A new study has found that the carcinogenic effect of a cocktail of substances is greater than the effect of the individual substances added together.

This would mean that government regulations pertaining to the levels of toxic substances in foods are probably inadequate.

“Our study shows that if we don’t take the cocktail effect into account when determining the limit values for potentially carcinogenic substances, we tend to set the limit values too high,” says Kristian Syberg, associate professor at the Department of Environmental, Social and Spatial Change (ENSPAC) at Roskilde University.

“The cocktail effect of potentially carcinogenic substances is so great that the limit values need to be set even lower if we’re to have the desired safety margin for concentrations of the substances,” he added. If you don’t take the cocktail effect into account, then you underestimate the toxicity of the substances in the environment, said Syberg. “That’s scary.”

In the study, Syberg examined the combination effect of two pesticides and the substance acrylamide, which is typically found in breads, coffee, potato chips and other types of food.

Each substance individually is potentially a carcinogenic, but added together the carcinogenic effect is far greater, the study showed.
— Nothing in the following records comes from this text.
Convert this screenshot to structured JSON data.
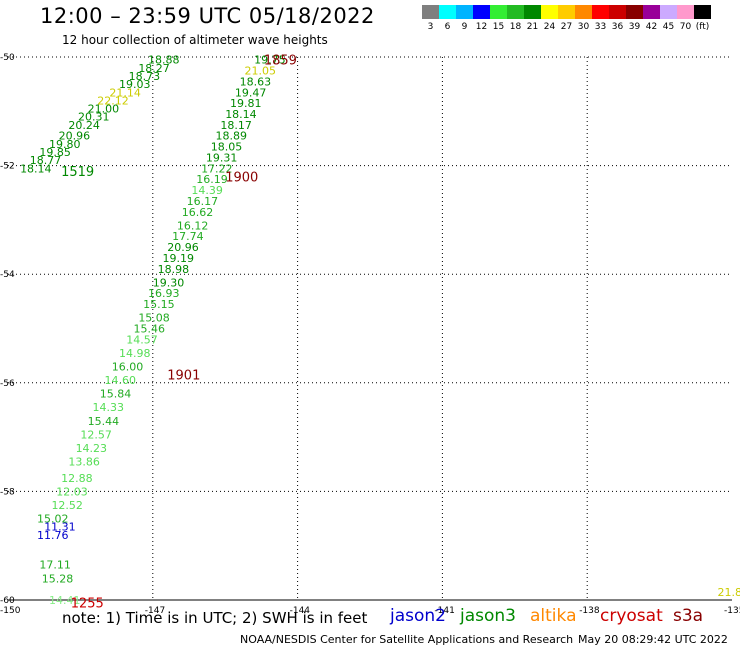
{
  "header": {
    "title": "12:00 – 23:59 UTC 05/18/2022",
    "subtitle": "12 hour collection of altimeter wave heights"
  },
  "legend": {
    "colors": [
      "#7f7f7f",
      "#00ffff",
      "#00b4ff",
      "#0000ff",
      "#33ee33",
      "#22bb22",
      "#008800",
      "#ffff00",
      "#ffcc00",
      "#ff8800",
      "#ff0000",
      "#cc0000",
      "#880000",
      "#990099",
      "#ccaaff",
      "#ff99cc",
      "#000000"
    ],
    "labels": [
      "3",
      "6",
      "9",
      "12",
      "15",
      "18",
      "21",
      "24",
      "27",
      "30",
      "33",
      "36",
      "39",
      "42",
      "45",
      "70",
      "(ft)"
    ]
  },
  "map": {
    "lon_range": [
      -150,
      -135
    ],
    "lat_range": [
      -60,
      -50
    ],
    "lon_ticks": [
      "-150",
      "-147",
      "-144",
      "-141",
      "-138",
      "-135"
    ],
    "lat_ticks": [
      "-50",
      "-52",
      "-54",
      "-56",
      "-58",
      "-60"
    ],
    "grid": "dotted"
  },
  "chart_data": {
    "type": "scatter",
    "x_label": "longitude",
    "y_label": "latitude",
    "swh_points": [
      {
        "lon": -147.1,
        "lat": -50.05,
        "v": "18.88",
        "c": "#008800"
      },
      {
        "lon": -147.3,
        "lat": -50.2,
        "v": "18.27",
        "c": "#008800"
      },
      {
        "lon": -147.5,
        "lat": -50.35,
        "v": "18.73",
        "c": "#008800"
      },
      {
        "lon": -147.7,
        "lat": -50.5,
        "v": "19.03",
        "c": "#008800"
      },
      {
        "lon": -147.9,
        "lat": -50.65,
        "v": "21.14",
        "c": "#cccc00"
      },
      {
        "lon": -148.15,
        "lat": -50.8,
        "v": "22.12",
        "c": "#cccc00"
      },
      {
        "lon": -148.35,
        "lat": -50.95,
        "v": "21.00",
        "c": "#008800"
      },
      {
        "lon": -148.55,
        "lat": -51.1,
        "v": "20.31",
        "c": "#008800"
      },
      {
        "lon": -148.75,
        "lat": -51.25,
        "v": "20.24",
        "c": "#008800"
      },
      {
        "lon": -148.95,
        "lat": -51.45,
        "v": "20.96",
        "c": "#008800"
      },
      {
        "lon": -149.15,
        "lat": -51.6,
        "v": "19.80",
        "c": "#008800"
      },
      {
        "lon": -149.35,
        "lat": -51.75,
        "v": "19.85",
        "c": "#008800"
      },
      {
        "lon": -149.55,
        "lat": -51.9,
        "v": "18.77",
        "c": "#008800"
      },
      {
        "lon": -149.75,
        "lat": -52.05,
        "v": "18.14",
        "c": "#008800"
      },
      {
        "lon": -144.9,
        "lat": -50.05,
        "v": "19.75",
        "c": "#008800"
      },
      {
        "lon": -145.1,
        "lat": -50.25,
        "v": "21.05",
        "c": "#cccc00"
      },
      {
        "lon": -145.2,
        "lat": -50.45,
        "v": "18.63",
        "c": "#008800"
      },
      {
        "lon": -145.3,
        "lat": -50.65,
        "v": "19.47",
        "c": "#008800"
      },
      {
        "lon": -145.4,
        "lat": -50.85,
        "v": "19.81",
        "c": "#008800"
      },
      {
        "lon": -145.5,
        "lat": -51.05,
        "v": "18.14",
        "c": "#008800"
      },
      {
        "lon": -145.6,
        "lat": -51.25,
        "v": "18.17",
        "c": "#008800"
      },
      {
        "lon": -145.7,
        "lat": -51.45,
        "v": "18.89",
        "c": "#008800"
      },
      {
        "lon": -145.8,
        "lat": -51.65,
        "v": "18.05",
        "c": "#008800"
      },
      {
        "lon": -145.9,
        "lat": -51.85,
        "v": "19.31",
        "c": "#008800"
      },
      {
        "lon": -146.0,
        "lat": -52.05,
        "v": "17.22",
        "c": "#22aa22"
      },
      {
        "lon": -146.1,
        "lat": -52.25,
        "v": "16.19",
        "c": "#22aa22"
      },
      {
        "lon": -146.2,
        "lat": -52.45,
        "v": "14.39",
        "c": "#55dd55"
      },
      {
        "lon": -146.3,
        "lat": -52.65,
        "v": "16.17",
        "c": "#22aa22"
      },
      {
        "lon": -146.4,
        "lat": -52.85,
        "v": "16.62",
        "c": "#22aa22"
      },
      {
        "lon": -146.5,
        "lat": -53.1,
        "v": "16.12",
        "c": "#22aa22"
      },
      {
        "lon": -146.6,
        "lat": -53.3,
        "v": "17.74",
        "c": "#22aa22"
      },
      {
        "lon": -146.7,
        "lat": -53.5,
        "v": "20.96",
        "c": "#008800"
      },
      {
        "lon": -146.8,
        "lat": -53.7,
        "v": "19.19",
        "c": "#008800"
      },
      {
        "lon": -146.9,
        "lat": -53.9,
        "v": "18.98",
        "c": "#008800"
      },
      {
        "lon": -147.0,
        "lat": -54.15,
        "v": "19.30",
        "c": "#008800"
      },
      {
        "lon": -147.1,
        "lat": -54.35,
        "v": "16.93",
        "c": "#22aa22"
      },
      {
        "lon": -147.2,
        "lat": -54.55,
        "v": "15.15",
        "c": "#22aa22"
      },
      {
        "lon": -147.3,
        "lat": -54.8,
        "v": "15.08",
        "c": "#22aa22"
      },
      {
        "lon": -147.4,
        "lat": -55.0,
        "v": "15.46",
        "c": "#22aa22"
      },
      {
        "lon": -147.55,
        "lat": -55.2,
        "v": "14.57",
        "c": "#55dd55"
      },
      {
        "lon": -147.7,
        "lat": -55.45,
        "v": "14.98",
        "c": "#55dd55"
      },
      {
        "lon": -147.85,
        "lat": -55.7,
        "v": "16.00",
        "c": "#22aa22"
      },
      {
        "lon": -148.0,
        "lat": -55.95,
        "v": "14.60",
        "c": "#55dd55"
      },
      {
        "lon": -148.1,
        "lat": -56.2,
        "v": "15.84",
        "c": "#22aa22"
      },
      {
        "lon": -148.25,
        "lat": -56.45,
        "v": "14.33",
        "c": "#55dd55"
      },
      {
        "lon": -148.35,
        "lat": -56.7,
        "v": "15.44",
        "c": "#22aa22"
      },
      {
        "lon": -148.5,
        "lat": -56.95,
        "v": "12.57",
        "c": "#55dd55"
      },
      {
        "lon": -148.6,
        "lat": -57.2,
        "v": "14.23",
        "c": "#55dd55"
      },
      {
        "lon": -148.75,
        "lat": -57.45,
        "v": "13.86",
        "c": "#55dd55"
      },
      {
        "lon": -148.9,
        "lat": -57.75,
        "v": "12.88",
        "c": "#55dd55"
      },
      {
        "lon": -149.0,
        "lat": -58.0,
        "v": "12.03",
        "c": "#55dd55"
      },
      {
        "lon": -149.1,
        "lat": -58.25,
        "v": "12.52",
        "c": "#55dd55"
      },
      {
        "lon": -149.4,
        "lat": -58.5,
        "v": "15.02",
        "c": "#22aa22"
      },
      {
        "lon": -149.25,
        "lat": -58.65,
        "v": "11.31",
        "c": "#0000cc"
      },
      {
        "lon": -149.4,
        "lat": -58.8,
        "v": "11.76",
        "c": "#0000cc"
      },
      {
        "lon": -149.35,
        "lat": -59.35,
        "v": "17.11",
        "c": "#22aa22"
      },
      {
        "lon": -149.3,
        "lat": -59.6,
        "v": "15.28",
        "c": "#22aa22"
      },
      {
        "lon": -149.15,
        "lat": -60.0,
        "v": "14.41",
        "c": "#88ee88"
      },
      {
        "lon": -135.3,
        "lat": -59.85,
        "v": "21.80",
        "c": "#cccc00"
      }
    ],
    "time_labels": [
      {
        "lon": -144.7,
        "lat": -50.05,
        "t": "1859",
        "c": "#880000"
      },
      {
        "lon": -148.9,
        "lat": -52.1,
        "t": "1519",
        "c": "#008800"
      },
      {
        "lon": -145.5,
        "lat": -52.2,
        "t": "1900",
        "c": "#880000"
      },
      {
        "lon": -146.7,
        "lat": -55.85,
        "t": "1901",
        "c": "#880000"
      },
      {
        "lon": -148.7,
        "lat": -60.05,
        "t": "1255",
        "c": "#cc0000"
      }
    ]
  },
  "footer": {
    "note": "note:  1) Time is in UTC;  2) SWH is in feet",
    "satellites": [
      {
        "name": "jason2",
        "color": "#0000cc"
      },
      {
        "name": "jason3",
        "color": "#008800"
      },
      {
        "name": "altika",
        "color": "#ff8800"
      },
      {
        "name": "cryosat",
        "color": "#cc0000"
      },
      {
        "name": "s3a",
        "color": "#880000"
      }
    ],
    "credit": "NOAA/NESDIS Center for Satellite Applications and Research",
    "timestamp": "May 20 08:29:42 UTC 2022"
  }
}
Syberg exposed cells to a combination of the three substances and found that the cocktail did more damage to the DNA, even in concentrations of the individual substances so low that they would have no effect on their own.

Researchers used high concentrations of the potentially carcinogenic substances because the exposure only lasted 48 hours.

Scientists set limit values for the discharge and use of certain substances after they study how small a quantity of a substance it takes to have a harmful effect on cells, humans or animals, as well as whether the substances can cause cancer or disrupt endocrines.

This study shows, though, scientists cannot assume that cells, humans and animals will react in the same way to the substances individually as they do when the substances are part of a cocktail.

The research findings were published in the Journal of Toxicology and Environmental Health.